Title: Shakespeare in Bits: Macbeth
Cost: $14.99; free lite version available which includes two scenes; district pricing available
When I learned about Shakespeare in Bits at the fall 2012 YALSA Lit Symposium in St. Louis, it seemed like a great fit for our English Language Learners (ELLs), who are assigned Macbeth in 10th grade. Animation, audio and text combine to offer the reader a multimodal approach to reading and understanding Macbeth. After playing with the lite version, I wanted to see more.
The free, two-scene version of Shakespeare in Bits did not prepare me for the complexity of the full version of the app. The audio portion of Macbeth (copyright 1998, from Naxos Audiobooks) lists a cast of twenty actors. Their voices are clear and unique, with authentic accents that hold your attention. The pale faces of the animated characters shine against a high definition landscape drawn in shades of blue and gray. That atmosphere works particularly well for the Three Witches, who appear in an early scene, cackling on a hill top in the rain, and I found myself looking forward to their next appearance.
Animated scenes are told in several sections with text running simultaneously down the side of the screen. Dialog is highlighted in red as the actors deliver their lines. Incidental rollover notes and clickable definitions further aid understanding. There are toggles to turn on “auto advance” and “show subtitles.” The subtitles, helpful as you get acquainted with the actors’ accents, are opaque enough to see through to the animation. A menu bar at the bottom of the screen links to character bios, play analysis and a personal notebook section. When the app is closed, scenes will resume where the reader left off .

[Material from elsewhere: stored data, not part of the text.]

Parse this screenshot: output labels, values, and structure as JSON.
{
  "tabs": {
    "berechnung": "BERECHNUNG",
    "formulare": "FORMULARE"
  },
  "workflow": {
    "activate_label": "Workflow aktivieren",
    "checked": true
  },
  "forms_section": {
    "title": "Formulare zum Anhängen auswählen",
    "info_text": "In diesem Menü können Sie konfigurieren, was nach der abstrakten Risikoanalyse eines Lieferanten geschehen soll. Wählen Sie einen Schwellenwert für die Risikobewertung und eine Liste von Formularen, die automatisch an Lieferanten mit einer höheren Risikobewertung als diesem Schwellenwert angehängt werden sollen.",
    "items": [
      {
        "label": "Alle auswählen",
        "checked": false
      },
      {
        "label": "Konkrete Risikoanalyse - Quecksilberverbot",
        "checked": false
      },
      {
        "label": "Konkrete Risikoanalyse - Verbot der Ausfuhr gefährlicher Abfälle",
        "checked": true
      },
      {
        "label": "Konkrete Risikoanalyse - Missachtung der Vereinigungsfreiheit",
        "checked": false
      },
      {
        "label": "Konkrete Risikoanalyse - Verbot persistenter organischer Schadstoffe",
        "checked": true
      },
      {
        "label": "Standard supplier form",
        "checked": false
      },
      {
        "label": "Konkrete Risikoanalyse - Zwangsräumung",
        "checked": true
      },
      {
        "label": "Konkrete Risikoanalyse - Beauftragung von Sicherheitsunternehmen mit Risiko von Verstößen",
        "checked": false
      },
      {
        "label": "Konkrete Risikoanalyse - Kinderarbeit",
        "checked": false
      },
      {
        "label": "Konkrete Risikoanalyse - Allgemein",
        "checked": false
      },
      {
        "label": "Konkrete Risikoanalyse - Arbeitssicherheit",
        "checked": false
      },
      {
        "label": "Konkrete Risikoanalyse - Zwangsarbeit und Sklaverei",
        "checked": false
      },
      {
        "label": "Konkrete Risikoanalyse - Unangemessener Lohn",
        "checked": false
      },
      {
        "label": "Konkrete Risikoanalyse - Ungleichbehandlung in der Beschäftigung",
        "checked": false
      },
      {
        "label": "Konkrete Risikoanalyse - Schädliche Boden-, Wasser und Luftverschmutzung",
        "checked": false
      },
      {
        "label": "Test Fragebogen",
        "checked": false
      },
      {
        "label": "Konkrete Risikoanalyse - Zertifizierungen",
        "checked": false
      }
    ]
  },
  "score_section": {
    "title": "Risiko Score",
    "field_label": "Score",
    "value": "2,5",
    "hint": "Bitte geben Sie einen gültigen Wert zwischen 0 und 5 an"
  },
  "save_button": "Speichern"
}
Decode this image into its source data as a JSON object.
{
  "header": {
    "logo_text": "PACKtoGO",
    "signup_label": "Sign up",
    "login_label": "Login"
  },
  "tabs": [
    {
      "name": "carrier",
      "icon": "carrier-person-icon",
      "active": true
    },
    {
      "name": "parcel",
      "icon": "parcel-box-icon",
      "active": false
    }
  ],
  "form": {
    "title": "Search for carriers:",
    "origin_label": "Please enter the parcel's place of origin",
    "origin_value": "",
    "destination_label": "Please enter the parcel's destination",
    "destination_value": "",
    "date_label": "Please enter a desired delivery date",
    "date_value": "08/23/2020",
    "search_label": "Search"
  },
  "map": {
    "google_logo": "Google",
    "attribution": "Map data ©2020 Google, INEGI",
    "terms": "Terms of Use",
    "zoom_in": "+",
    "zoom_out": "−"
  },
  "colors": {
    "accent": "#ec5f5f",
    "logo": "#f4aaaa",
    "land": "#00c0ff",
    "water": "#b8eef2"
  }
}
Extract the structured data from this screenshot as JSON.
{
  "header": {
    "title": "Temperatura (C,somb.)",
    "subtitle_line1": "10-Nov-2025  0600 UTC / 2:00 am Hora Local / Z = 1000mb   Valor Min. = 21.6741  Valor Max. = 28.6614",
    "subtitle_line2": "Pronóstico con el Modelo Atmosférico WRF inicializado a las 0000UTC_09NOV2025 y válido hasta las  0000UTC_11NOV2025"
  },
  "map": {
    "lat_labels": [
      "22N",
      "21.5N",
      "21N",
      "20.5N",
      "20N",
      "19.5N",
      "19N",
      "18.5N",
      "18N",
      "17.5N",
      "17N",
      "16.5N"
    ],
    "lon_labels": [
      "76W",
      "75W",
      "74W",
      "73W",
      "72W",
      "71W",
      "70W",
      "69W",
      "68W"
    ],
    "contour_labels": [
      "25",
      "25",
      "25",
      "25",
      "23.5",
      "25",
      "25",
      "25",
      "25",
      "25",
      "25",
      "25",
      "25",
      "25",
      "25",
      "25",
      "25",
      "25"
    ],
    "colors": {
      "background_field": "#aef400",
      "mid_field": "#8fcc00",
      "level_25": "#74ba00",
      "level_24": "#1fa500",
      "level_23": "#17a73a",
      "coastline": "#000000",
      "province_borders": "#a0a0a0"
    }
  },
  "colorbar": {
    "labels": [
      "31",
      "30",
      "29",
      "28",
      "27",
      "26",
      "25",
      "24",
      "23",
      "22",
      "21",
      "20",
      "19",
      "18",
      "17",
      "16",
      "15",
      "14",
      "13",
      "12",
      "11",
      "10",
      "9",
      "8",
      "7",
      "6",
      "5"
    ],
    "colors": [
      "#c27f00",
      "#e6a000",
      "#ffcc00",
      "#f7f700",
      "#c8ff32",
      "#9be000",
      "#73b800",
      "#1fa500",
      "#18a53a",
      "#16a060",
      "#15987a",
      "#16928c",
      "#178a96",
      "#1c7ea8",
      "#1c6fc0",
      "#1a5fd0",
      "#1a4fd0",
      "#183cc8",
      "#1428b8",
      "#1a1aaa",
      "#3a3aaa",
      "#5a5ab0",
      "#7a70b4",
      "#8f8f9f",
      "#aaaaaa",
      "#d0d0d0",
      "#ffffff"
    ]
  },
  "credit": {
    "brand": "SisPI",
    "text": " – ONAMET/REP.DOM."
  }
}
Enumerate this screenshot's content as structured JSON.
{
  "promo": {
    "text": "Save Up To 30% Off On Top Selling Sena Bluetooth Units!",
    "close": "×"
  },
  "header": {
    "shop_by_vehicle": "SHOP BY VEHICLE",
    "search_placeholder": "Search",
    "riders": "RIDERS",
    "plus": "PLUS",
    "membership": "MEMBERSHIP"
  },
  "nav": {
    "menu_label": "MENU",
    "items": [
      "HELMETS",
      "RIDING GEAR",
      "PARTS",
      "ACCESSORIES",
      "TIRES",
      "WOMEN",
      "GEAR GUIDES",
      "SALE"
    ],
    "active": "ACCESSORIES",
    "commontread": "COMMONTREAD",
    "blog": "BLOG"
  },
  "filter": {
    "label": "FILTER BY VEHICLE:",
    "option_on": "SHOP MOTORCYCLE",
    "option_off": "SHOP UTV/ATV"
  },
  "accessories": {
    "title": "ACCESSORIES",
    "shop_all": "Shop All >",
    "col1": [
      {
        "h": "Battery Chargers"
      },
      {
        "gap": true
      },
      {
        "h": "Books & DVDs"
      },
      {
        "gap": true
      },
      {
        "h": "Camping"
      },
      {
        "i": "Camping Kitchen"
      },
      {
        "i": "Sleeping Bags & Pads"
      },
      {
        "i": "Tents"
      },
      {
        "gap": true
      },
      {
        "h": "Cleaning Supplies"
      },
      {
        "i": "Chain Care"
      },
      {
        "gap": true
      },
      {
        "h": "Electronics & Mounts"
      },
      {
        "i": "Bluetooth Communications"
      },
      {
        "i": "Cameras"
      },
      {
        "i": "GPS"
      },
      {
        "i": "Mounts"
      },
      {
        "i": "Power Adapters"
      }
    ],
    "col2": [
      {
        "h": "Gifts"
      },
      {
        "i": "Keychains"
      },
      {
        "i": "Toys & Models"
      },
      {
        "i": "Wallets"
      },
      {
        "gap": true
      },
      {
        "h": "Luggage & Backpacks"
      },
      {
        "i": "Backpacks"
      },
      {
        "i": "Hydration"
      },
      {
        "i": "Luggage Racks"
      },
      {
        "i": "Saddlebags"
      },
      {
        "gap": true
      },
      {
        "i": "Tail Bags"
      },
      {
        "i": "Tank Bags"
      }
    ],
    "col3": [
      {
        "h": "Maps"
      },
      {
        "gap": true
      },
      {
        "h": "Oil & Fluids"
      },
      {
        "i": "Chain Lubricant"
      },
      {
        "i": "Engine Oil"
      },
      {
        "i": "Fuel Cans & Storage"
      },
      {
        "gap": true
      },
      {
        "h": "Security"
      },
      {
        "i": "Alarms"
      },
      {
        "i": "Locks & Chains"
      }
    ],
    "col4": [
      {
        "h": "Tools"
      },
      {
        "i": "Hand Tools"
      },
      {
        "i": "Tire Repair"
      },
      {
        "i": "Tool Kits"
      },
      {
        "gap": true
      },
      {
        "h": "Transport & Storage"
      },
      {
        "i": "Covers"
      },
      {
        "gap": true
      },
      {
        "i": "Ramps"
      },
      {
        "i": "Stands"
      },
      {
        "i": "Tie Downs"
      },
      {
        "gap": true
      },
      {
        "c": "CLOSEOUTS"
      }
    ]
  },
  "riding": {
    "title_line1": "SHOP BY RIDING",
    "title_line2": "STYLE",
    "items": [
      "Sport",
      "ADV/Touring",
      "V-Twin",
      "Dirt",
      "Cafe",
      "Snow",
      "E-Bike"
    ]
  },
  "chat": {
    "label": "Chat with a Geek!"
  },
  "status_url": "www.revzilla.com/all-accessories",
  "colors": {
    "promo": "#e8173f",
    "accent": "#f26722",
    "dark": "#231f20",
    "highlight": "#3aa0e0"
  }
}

The animation is engaging, but I found the dialog to be too fast and the accents are unfamiliar enough that I had to toggle on the subtitles, forcing me to abandon reading the text of the play on the sidebar, which I needed for those incidental rollovers to help with meaning… you get the point. I wanted eliminate the text sidebar, and expand the animation to full screen with subtitles on. But wouldn’t that just be an animated movie of Macbeth with subtitles?
I really like this product and plan to try it with some teachers and students. I feel the most likely candidate for a successful learning experience with this particular reading and interpretation of Macbeth would be the student who has already read the play and is looking to deepen their understanding. Classroom teachers could select scenes for whole class viewing to clarify common misconceptions or challenges from the text of the play. Also, students who need to review for a quiz could grab a library iPad for a quick review.
Other Shakespeare in Bits titles — Romeo and Juliet, Hamlet, Julius Caeser, and A Midsummer Night’s Dream — are available as in-app purchases.